While some larger organizations have been experimenting with digital health tools in EMS vehicles, ranging from ambulances to police units, to enable on-demand access to healthcare services at the site of an emergency, few have put a platform into an ambulance. But as the technology improves, the use cases are growing. Some larger health systems are experimenting with specially designed vehicles aimed at bringing on-site treatment to those suffering from a stroke or heart attack, while rural regions are most interested in adding services to EMS vehicles.

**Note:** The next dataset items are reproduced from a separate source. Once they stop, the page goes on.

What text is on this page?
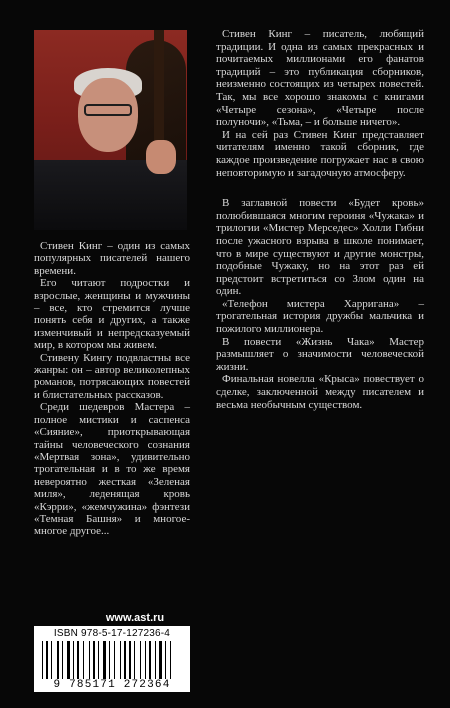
Стивен Кинг – один из самых популярных писателей нашего времени.

Его читают подростки и взрослые, женщины и мужчины – все, кто стремится лучше понять себя и других, а также изменчивый и непредсказуемый мир, в котором мы живем.

Стивену Кингу подвластны все жанры: он – автор великолепных романов, потрясающих повестей и блистательных рассказов.

Среди шедевров Мастера – полное мистики и саспенса «Сияние», приоткрывающая тайны человеческого сознания «Мертвая зона», удивительно трогательная и в то же время невероятно жесткая «Зеленая миля», леденящая кровь «Кэрри», «жемчужина» фэнтези «Темная Башня» и многое-многое другое...

Стивен Кинг – писатель, любящий традиции. И одна из самых прекрасных и почитаемых миллионами его фанатов традиций – это публикация сборников, неизменно состоящих из четырех повестей. Так, мы все хорошо знакомы с книгами «Четыре сезона», «Четыре после полуночи», «Тьма, – и больше ничего».

И на сей раз Стивен Кинг представляет читателям именно такой сборник, где каждое произведение погружает нас в свою неповторимую и загадочную атмосферу.

В заглавной повести «Будет кровь» полюбившаяся многим героиня «Чужака» и трилогии «Мистер Мерседес» Холли Гибни после ужасного взрыва в школе понимает, что в мире существуют и другие монстры, подобные Чужаку, но на этот раз ей предстоит встретиться со Злом один на один.

«Телефон мистера Харригана» – трогательная история дружбы мальчика и пожилого миллионера.

В повести «Жизнь Чака» Мастер размышляет о значимости человеческой жизни.

Финальная новелла «Крыса» повествует о сделке, заключенной между писателем и весьма необычным существом.

www.ast.ru
ISBN 978-5-17-127236-4
9 785171 272364
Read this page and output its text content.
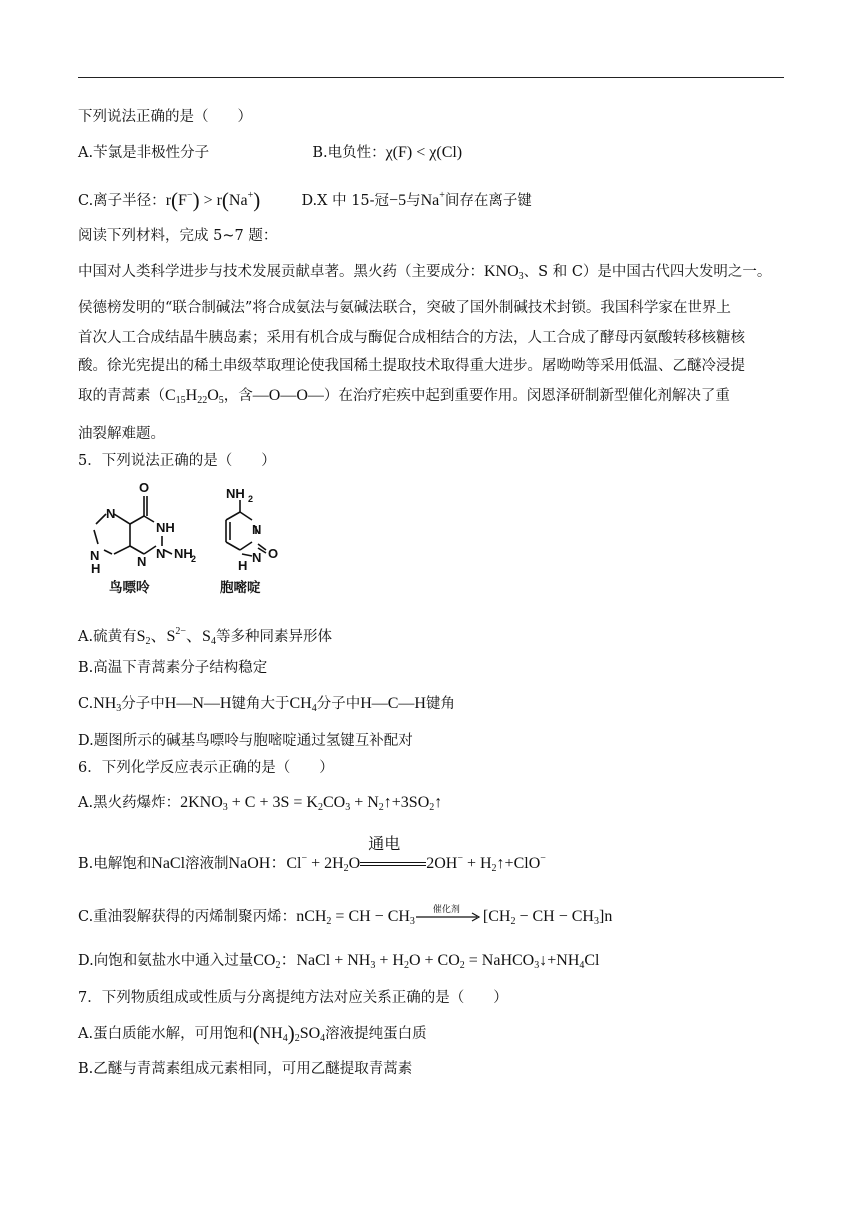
下列说法正确的是（　　）
A.苄氯是非极性分子	B.电负性：χ(F) < χ(Cl)
C.离子半径：r(F−) > r(Na+)	D.X 中 15-冠−5与Na+间存在离子键
阅读下列材料，完成 5~7 题：
中国对人类科学进步与技术发展贡献卓著。黑火药（主要成分：$KNO_3$、S 和 C）是中国古代四大发明之一。
侯德榜发明的“联合制碱法”将合成氨法与氨碱法联合，突破了国外制碱技术封锁。我国科学家在世界上
首次人工合成结晶牛胰岛素；采用有机合成与酶促合成相结合的方法，人工合成了酵母丙氨酸转移核糖核
酸。徐光宪提出的稀土串级萃取理论使我国稀土提取技术取得重大进步。屠呦呦等采用低温、乙醚冷浸提
取的青蒿素（$C_{15}H_{22}O_5$，含—O—O—）在治疗疟疾中起到重要作用。闵恩泽研制新型催化剂解决了重
油裂解难题。
5．下列说法正确的是（　　）
O
NH
N NH
2
N
N
N
H
鸟嘌呤
NH 2
N
N
H
O
胞嘧啶
A.硫黄有$S_2$、$S^{2-}$、$S_4$等多种同素异形体
B.高温下青蒿素分子结构稳定
$C.NH_3$分子中H—N—H键角大于$CH_4$分子中H—C—H键角
D.题图所示的碱基鸟嘌呤与胞嘧啶通过氢键互补配对
6．下列化学反应表示正确的是（　　）
A.黑火药爆炸：$2KNO_3 + C + 3S = K_2CO_3$ + $N_2↑+3SO_2↑$
B.电解饱和NaCl溶液制NaOH：$Cl^- + 2H_2O$
通电
$2OH^- + H_2↑+ClO^-$
C.重油裂解获得的丙烯制聚丙烯：nCH$_2$ = CH − $CH_3$
催化剂 [$CH_2$ − CH − $CH_3]n$
D.向饱和氨盐水中通入过量$CO_2$：NaCl + $NH_3 + H_2O + CO_2$ = $NaHCO_3↓+NH_4Cl$
7．下列物质组成或性质与分离提纯方法对应关系正确的是（　　）
A.蛋白质能水解，可用饱和$(NH_4)_2SO_4$溶液提纯蛋白质
B.乙醚与青蒿素组成元素相同，可用乙醚提取青蒿素
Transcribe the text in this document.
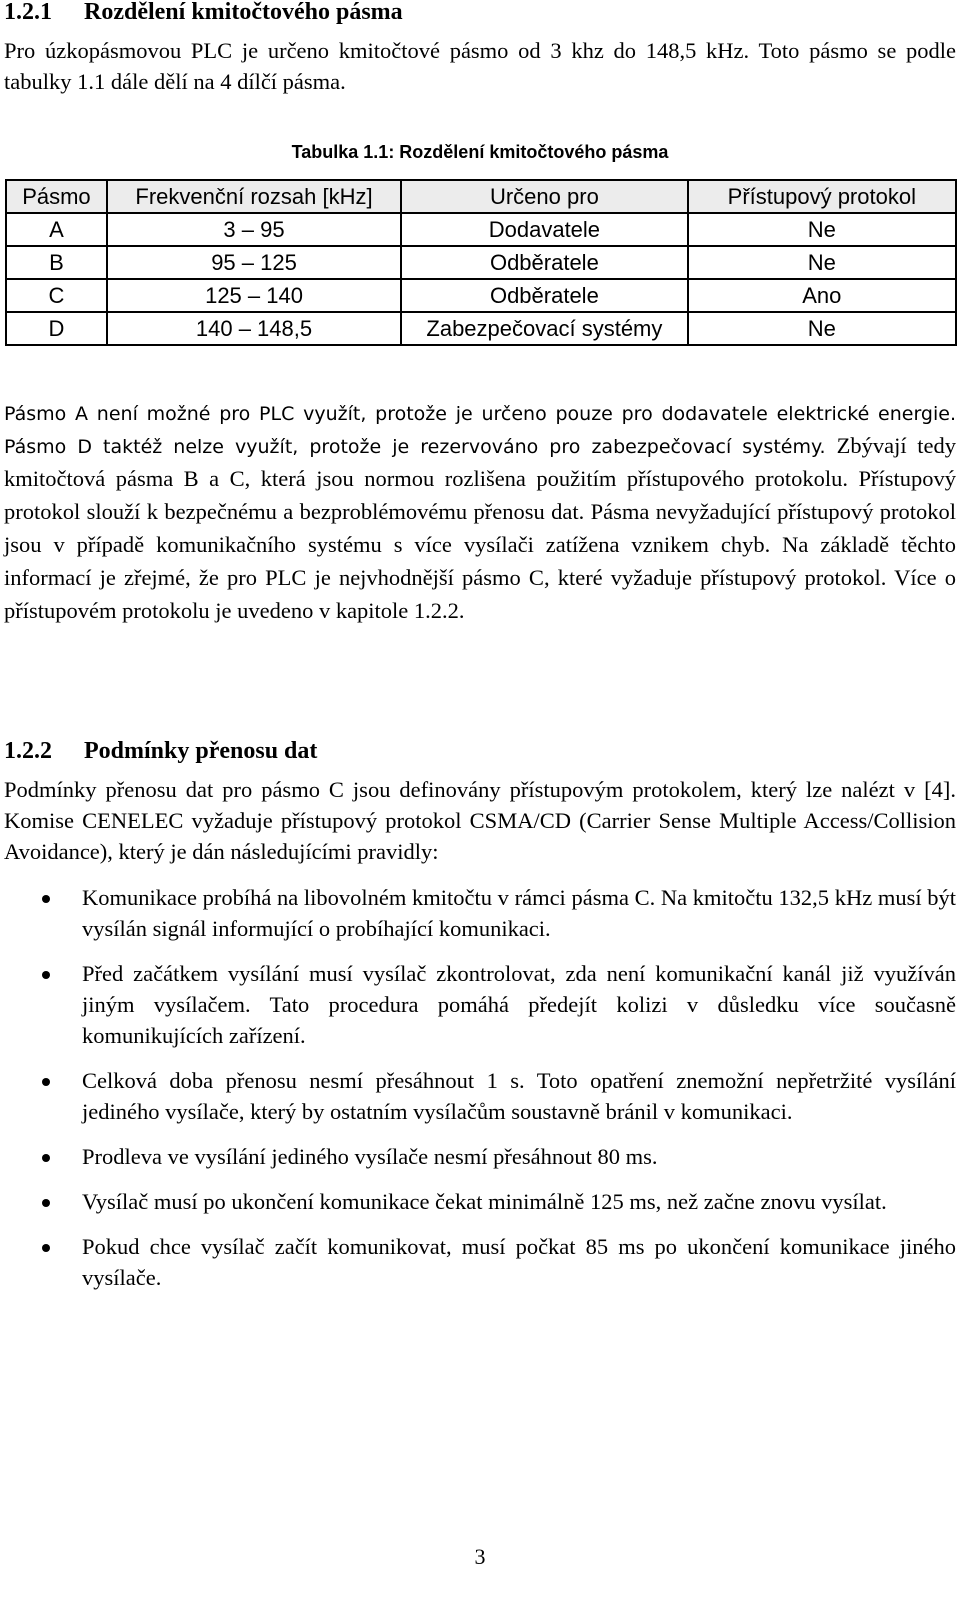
1.2.1 Rozdělení kmitočtového pásma

Pro úzkopásmovou PLC je určeno kmitočtové pásmo od 3 khz do 148,5 kHz. Toto pásmo se podle tabulky 1.1 dále dělí na 4 dílčí pásma.

Tabulka 1.1: Rozdělení kmitočtového pásma
Pásmo	Frekvenční rozsah [kHz]	Určeno pro	Přístupový protokol
A	3 – 95	Dodavatele	Ne
B	95 – 125	Odběratele	Ne
C	125 – 140	Odběratele	Ano
D	140 – 148,5	Zabezpečovací systémy	Ne

Pásmo A není možné pro PLC využít, protože je určeno pouze pro dodavatele elektrické energie. Pásmo D taktéž nelze využít, protože je rezervováno pro zabezpečovací systémy. Zbývají tedy kmitočtová pásma B a C, která jsou normou rozlišena použitím přístupového protokolu. Přístupový protokol slouží k bezpečnému a bezproblémovému přenosu dat. Pásma nevyžadující přístupový protokol jsou v případě komunikačního systému s více vysílači zatížena vznikem chyb. Na základě těchto informací je zřejmé, že pro PLC je nejvhodnější pásmo C, které vyžaduje přístupový protokol. Více o přístupovém protokolu je uvedeno v kapitole 1.2.2.

1.2.2 Podmínky přenosu dat

Podmínky přenosu dat pro pásmo C jsou definovány přístupovým protokolem, který lze nalézt v [4]. Komise CENELEC vyžaduje přístupový protokol CSMA/CD (Carrier Sense Multiple Access/Collision Avoidance), který je dán následujícími pravidly:

Komunikace probíhá na libovolném kmitočtu v rámci pásma C. Na kmitočtu 132,5 kHz musí být vysílán signál informující o probíhající komunikaci.
Před začátkem vysílání musí vysílač zkontrolovat, zda není komunikační kanál již využíván jiným vysílačem. Tato procedura pomáhá předejít kolizi v důsledku více současně komunikujících zařízení.
Celková doba přenosu nesmí přesáhnout 1 s. Toto opatření znemožní nepřetržité vysílání jediného vysílače, který by ostatním vysílačům soustavně bránil v komunikaci.
Prodleva ve vysílání jediného vysílače nesmí přesáhnout 80 ms.
Vysílač musí po ukončení komunikace čekat minimálně 125 ms, než začne znovu vysílat.
Pokud chce vysílač začít komunikovat, musí počkat 85 ms po ukončení komunikace jiného vysílače.
3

"Right now we can call them and boom—we're online," says Angermeier, who notes the platform gives his paramedics a sense of comfort knowing they have someone to back them up and offer support when needed.
"When you're 40 miles away from an ER, it's nice to have somebody else looking over your shoulder," he says. "You can't put a dollar value on that toolbox."
VandeKieft says more than 100 EMS companies have asked to join the program, and Avel eCare is getting interest from healthcare organizations, state agencies, and others around the country.
"We're hearing that cry for help," she says. "We've gained a lot of attention kind of being the first of its kind."
Telemedicine in Motion, she says, has been involved in more than 90 encounters so far, with positive clinical outcomes reported—even some lives saved. That data and much more will be collected as the program looks to move beyond the state grant and explore further scalability and sustainability.
"We will learn from our EMS partners" how to expand and fine-tune the program, she says, noting the platform could be used for more remote monitoring services outside the ambulance at accidents and emergency care at the scene. "The sky's the limit for that."
VandeKieft says the platform could also be used to not only train paramedics for more complex care such as moving from BLS to ALS), but to attract more paramedics and care providers, especially in rural areas where numbers are thin.